NEW YORK, December 30, 2025, 03:10 ET
- Sberbank said it issued Russia’s first crypto-backed loan to bitcoin miner Intelion Data, without disclosing the loan size.
- Russia’s central bank is pushing a framework to let retail investors trade only the most liquid cryptocurrencies after testing and within strict limits.
- Regulators are also rolling out the digital ruble in stages, with broader requirements stretching to 2028.
Sberbank, Russia’s largest bank, said it has issued the country’s first crypto-backed loan to Intelion Data, one of Russia’s biggest bitcoin miners, using digital currency mined by the firm as collateral. Sberbank did not disclose the loan size or the amount of cryptocurrency pledged, and said it will hold the collateral in its own wallets until the loan is repaid. “The regulation of the digital currency market is still in its infancy in Russia,” said Anatoly Popov, Sberbank’s deputy chair. DL News
The pilot deal is a concrete step by a systemically important Russian lender into crypto-secured financing, a niche that regulators have long treated as risky. It also comes as Moscow tries to move crypto activity into channels it can supervise, rather than leaving it largely offshore and opaque.
In a Dec. 23 statement, the Bank of Russia said it had sent the government a concept for crypto regulation, while warning that cryptoassets are highly volatile, have no identifiable issuer and carry “sanction risks.” Under the plan, non-qualified investors — ordinary retail clients — could buy only the most liquid cryptocurrencies after passing a test and within a 300,000-ruble annual limit via one intermediary; qualified investors would have broader access except “anonymous” tokens, also after testing. The central bank said digital currencies and stablecoins — tokens designed to track the value of a currency — could be bought and sold but not used for payments inside Russia, and that the legal framework should be drafted before July 1, 2026, with liability for illicit intermediary activity from July 1, 2027. Central Bank of Russia
ArabicTrader reported on Dec. 29 that Russia plans new restrictions on cryptocurrency trading for individual investors and tighter oversight of brokers, alongside a staged rollout of the digital ruble through 2028. The report said retail access would be conditioned on a risk-awareness test and focused on highly liquid tokens, while crypto and stablecoins would remain barred for domestic payments.
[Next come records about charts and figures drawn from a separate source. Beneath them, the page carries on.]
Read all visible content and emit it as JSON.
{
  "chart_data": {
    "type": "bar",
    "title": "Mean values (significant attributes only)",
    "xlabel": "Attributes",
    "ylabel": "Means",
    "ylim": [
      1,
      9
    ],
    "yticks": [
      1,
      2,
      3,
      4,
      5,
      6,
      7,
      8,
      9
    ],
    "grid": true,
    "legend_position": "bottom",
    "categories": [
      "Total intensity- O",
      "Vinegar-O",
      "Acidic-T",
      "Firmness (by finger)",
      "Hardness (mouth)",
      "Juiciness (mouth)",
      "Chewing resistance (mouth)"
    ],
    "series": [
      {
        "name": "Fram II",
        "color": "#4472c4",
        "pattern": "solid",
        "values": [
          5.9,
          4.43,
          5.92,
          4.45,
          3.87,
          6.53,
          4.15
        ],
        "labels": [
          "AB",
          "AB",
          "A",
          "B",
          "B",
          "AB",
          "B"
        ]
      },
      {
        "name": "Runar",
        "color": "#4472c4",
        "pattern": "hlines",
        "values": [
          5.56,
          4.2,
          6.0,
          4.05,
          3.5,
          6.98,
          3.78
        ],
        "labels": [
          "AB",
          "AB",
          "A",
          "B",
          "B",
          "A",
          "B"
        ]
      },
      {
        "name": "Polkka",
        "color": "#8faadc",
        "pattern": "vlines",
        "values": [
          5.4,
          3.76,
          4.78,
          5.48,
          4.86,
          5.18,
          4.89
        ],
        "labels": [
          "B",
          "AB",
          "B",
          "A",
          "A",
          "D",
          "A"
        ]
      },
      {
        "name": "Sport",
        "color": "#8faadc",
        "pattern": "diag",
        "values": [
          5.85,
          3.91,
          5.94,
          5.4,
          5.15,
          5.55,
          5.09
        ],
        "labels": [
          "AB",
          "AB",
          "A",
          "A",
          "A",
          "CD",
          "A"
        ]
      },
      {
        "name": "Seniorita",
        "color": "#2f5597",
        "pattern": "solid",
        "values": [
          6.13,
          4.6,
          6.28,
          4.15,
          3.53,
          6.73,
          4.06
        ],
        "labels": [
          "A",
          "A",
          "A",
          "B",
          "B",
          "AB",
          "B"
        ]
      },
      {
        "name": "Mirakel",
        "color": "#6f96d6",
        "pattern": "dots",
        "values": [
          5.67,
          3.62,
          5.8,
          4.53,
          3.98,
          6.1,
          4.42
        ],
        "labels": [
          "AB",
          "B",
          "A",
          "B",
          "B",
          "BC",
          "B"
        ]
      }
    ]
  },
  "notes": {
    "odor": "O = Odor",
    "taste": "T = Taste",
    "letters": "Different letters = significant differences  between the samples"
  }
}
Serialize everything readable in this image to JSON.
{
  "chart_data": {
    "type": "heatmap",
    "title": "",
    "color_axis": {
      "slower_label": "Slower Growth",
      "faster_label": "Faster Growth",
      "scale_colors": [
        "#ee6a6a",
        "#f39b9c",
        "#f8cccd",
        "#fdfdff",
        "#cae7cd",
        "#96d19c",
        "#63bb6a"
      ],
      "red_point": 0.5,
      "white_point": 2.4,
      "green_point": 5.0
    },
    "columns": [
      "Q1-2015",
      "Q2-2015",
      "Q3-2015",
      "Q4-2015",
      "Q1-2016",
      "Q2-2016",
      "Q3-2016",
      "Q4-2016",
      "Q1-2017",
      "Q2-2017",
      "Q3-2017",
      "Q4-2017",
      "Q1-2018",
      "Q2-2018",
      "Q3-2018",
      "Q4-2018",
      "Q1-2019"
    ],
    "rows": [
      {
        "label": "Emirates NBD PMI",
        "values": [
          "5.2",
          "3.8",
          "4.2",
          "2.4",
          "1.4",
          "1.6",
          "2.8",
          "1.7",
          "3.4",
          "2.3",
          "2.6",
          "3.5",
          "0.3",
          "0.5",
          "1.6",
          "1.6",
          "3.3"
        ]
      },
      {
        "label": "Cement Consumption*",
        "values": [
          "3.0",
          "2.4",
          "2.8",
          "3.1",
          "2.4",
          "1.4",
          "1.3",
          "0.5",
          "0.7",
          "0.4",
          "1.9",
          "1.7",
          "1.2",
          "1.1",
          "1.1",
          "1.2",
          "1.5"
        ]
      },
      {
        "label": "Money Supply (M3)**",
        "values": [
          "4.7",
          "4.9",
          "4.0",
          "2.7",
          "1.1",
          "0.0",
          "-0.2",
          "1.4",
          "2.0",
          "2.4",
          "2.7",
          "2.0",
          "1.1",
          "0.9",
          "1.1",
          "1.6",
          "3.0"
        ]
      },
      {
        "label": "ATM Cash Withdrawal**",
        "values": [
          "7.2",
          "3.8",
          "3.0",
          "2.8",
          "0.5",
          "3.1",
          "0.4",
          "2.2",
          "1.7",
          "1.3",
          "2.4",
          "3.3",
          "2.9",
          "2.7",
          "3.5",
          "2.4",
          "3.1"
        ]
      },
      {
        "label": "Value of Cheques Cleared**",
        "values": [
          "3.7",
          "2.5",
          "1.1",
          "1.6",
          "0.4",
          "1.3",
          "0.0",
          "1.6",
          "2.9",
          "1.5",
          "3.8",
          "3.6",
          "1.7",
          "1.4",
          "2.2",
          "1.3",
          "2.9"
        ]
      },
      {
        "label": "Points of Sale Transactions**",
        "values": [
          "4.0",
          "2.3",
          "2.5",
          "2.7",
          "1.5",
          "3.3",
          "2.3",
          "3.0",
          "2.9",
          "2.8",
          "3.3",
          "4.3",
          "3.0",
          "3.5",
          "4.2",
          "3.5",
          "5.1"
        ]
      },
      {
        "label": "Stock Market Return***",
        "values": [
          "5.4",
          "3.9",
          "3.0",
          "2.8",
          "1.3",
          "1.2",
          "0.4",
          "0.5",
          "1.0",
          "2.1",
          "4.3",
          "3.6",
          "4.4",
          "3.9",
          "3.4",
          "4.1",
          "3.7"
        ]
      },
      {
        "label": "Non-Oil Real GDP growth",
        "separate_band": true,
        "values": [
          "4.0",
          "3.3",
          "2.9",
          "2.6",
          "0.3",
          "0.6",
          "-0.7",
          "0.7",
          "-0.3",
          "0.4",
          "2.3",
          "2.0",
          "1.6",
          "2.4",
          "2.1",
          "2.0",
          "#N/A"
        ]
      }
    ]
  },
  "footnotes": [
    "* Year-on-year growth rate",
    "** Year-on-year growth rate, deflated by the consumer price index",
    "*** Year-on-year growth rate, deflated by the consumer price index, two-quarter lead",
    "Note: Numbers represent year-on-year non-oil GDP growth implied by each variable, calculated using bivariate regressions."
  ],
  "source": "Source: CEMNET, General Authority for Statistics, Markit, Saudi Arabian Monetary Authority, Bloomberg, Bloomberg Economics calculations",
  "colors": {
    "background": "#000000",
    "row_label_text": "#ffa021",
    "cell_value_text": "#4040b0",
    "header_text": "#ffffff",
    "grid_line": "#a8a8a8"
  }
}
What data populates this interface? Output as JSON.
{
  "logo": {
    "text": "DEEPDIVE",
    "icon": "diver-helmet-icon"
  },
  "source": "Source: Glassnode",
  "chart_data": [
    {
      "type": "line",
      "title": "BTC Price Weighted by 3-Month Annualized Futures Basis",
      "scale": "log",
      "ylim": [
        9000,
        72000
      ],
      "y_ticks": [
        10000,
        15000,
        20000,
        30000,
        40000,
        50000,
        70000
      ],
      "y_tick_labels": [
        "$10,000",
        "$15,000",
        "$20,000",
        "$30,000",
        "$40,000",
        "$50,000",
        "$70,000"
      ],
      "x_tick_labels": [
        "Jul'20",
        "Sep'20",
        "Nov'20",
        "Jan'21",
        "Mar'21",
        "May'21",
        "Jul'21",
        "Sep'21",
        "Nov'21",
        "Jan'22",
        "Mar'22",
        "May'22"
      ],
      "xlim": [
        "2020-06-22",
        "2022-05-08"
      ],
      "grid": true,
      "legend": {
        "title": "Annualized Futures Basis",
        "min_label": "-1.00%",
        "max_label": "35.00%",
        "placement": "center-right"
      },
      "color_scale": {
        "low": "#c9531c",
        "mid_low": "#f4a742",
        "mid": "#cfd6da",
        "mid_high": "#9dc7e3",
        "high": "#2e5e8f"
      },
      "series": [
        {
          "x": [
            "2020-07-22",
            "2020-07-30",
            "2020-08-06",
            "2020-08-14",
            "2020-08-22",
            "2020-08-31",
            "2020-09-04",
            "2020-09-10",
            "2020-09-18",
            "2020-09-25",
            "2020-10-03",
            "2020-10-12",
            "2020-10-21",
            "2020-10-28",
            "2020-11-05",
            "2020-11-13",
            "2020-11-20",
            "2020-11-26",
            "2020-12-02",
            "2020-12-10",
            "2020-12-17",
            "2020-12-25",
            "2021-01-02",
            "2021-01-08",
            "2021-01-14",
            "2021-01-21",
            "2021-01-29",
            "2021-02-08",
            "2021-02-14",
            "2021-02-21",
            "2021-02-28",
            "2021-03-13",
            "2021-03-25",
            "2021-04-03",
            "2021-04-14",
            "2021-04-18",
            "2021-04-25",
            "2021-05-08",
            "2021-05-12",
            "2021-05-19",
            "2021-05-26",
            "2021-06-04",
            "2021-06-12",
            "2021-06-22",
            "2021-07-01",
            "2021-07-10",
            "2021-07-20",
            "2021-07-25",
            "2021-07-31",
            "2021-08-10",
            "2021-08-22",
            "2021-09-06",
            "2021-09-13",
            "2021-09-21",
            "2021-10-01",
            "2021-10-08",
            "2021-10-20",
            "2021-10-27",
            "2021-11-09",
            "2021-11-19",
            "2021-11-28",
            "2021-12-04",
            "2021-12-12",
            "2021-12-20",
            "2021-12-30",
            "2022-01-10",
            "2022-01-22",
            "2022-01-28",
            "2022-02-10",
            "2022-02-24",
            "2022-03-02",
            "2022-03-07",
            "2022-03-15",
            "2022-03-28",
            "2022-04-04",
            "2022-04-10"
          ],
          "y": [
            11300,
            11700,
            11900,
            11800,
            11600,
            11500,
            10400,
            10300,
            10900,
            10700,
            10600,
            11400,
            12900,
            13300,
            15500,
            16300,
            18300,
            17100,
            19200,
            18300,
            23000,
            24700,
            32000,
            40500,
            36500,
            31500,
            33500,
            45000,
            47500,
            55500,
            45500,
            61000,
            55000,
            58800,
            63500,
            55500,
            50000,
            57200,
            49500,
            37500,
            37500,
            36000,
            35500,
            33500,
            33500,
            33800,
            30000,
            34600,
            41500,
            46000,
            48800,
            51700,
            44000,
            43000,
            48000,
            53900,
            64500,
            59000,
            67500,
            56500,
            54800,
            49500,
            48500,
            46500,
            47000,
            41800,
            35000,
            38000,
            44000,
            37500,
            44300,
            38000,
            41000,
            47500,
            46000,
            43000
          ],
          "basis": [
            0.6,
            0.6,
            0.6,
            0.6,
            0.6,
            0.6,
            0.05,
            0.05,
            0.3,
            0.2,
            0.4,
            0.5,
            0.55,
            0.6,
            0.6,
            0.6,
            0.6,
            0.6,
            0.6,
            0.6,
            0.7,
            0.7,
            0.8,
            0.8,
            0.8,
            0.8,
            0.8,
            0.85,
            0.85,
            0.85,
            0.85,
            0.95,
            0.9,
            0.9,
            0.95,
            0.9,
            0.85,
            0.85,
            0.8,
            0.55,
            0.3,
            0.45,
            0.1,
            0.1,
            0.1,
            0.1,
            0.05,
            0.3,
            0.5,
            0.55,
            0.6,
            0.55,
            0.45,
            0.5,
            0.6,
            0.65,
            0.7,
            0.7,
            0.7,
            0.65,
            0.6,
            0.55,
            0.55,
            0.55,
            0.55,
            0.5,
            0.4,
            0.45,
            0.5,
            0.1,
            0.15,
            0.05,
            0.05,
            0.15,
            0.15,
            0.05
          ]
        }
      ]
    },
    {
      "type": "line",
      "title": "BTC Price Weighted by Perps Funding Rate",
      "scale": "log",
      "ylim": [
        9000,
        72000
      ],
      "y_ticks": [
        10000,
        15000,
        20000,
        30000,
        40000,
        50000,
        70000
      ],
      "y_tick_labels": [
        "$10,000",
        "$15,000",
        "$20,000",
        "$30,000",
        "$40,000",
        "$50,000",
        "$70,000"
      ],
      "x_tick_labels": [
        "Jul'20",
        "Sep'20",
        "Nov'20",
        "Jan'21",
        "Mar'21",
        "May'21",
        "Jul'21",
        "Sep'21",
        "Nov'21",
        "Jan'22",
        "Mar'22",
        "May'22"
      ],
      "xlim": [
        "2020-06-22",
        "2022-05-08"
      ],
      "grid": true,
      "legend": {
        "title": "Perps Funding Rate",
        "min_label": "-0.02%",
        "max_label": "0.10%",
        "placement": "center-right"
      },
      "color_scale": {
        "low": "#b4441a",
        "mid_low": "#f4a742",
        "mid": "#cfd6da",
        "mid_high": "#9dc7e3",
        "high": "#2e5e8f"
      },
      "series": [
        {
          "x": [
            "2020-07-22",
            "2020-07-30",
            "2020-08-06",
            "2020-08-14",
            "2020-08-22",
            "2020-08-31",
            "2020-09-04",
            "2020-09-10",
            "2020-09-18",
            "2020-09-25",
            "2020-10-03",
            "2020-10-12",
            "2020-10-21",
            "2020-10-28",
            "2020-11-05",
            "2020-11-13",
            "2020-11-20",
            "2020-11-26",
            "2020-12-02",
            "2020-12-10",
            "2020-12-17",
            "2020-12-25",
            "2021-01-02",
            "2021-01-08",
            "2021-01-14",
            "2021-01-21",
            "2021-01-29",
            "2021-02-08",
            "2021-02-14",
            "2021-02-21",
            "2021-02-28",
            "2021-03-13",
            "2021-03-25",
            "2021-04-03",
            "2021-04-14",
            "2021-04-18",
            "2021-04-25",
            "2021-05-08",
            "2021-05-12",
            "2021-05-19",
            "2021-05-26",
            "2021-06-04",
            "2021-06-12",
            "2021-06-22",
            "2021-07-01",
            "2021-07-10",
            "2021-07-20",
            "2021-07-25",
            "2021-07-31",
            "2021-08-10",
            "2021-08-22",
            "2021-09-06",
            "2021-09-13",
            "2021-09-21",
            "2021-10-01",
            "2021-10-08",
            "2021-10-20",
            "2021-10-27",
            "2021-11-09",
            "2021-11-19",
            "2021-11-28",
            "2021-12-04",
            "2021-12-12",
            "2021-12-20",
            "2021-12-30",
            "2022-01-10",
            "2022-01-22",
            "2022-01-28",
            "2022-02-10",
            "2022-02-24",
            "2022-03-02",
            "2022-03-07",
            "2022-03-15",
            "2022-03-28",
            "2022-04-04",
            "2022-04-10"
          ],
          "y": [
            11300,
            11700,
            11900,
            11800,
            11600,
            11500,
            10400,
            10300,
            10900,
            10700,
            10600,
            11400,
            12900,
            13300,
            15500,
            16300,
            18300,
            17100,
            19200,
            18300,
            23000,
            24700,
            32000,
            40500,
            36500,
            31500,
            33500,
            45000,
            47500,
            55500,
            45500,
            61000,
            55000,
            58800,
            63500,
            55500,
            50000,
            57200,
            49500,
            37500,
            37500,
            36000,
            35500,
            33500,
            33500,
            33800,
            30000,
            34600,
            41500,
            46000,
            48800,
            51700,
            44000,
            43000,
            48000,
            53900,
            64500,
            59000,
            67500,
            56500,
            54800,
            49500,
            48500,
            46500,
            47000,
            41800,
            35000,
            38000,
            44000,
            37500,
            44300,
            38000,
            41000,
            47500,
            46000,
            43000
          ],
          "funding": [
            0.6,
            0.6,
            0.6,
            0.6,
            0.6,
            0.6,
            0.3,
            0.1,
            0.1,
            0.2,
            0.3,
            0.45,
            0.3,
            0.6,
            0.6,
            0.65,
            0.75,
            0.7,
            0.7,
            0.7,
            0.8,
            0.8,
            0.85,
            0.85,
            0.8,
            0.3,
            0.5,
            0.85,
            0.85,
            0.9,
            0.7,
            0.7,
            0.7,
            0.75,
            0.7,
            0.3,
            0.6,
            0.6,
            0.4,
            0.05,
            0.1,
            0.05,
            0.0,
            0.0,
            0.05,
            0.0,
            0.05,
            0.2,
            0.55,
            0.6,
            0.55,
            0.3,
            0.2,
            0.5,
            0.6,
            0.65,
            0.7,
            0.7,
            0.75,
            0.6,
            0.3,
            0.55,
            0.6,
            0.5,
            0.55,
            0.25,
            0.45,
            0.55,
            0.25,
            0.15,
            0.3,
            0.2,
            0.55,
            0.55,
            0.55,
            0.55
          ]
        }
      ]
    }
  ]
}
Arabictrader
A crypto-backed loan is a cash loan secured by digital tokens rather than traditional collateral such as property or cash deposits. The lender typically keeps control of the pledged crypto during the loan period.
Sberbank’s move also adds pressure on rivals to match new digital-asset products under Russia’s evolving rulebook. Earlier this month, VTB said it wanted to let clients trade “real” cryptocurrencies via brokerage accounts — a step beyond the crypto derivatives Russian banks are currently permitted to offer. DL News
Russia’s push to modernize payments is running in parallel. In July 2025, the Bank of Russia said major banks must be the first to offer digital-ruble accounts and payments from Sept. 1, 2026, with the requirement extending to all banks in stages through September 2028. It also said large retailers that are clients of major banks and whose prior-year revenue exceeds 120 million rubles would have to accept digital-ruble payments starting Sept. 1, 2026. Central Bank of Russia
The digital ruble is a central bank digital currency — a digital form of the national currency issued by the central bank — designed to circulate alongside cash and regular bank-account rubles.
Together, the banking pilot and the central bank’s plan underline a narrow path: officials are willing to permit buying and selling of crypto under controls, while keeping a hard line on using it for everyday payments inside Russia.
For miners and corporates that hold crypto, a loan secured by coins offers a way to borrow without selling the assets outright. For banks, it opens a new product line — provided custody, risk controls and legal standards catch up.
Sberbank has called the transaction a pilot and has not said what cryptocurrency was pledged or how long the loan runs, leaving key risk details unclear.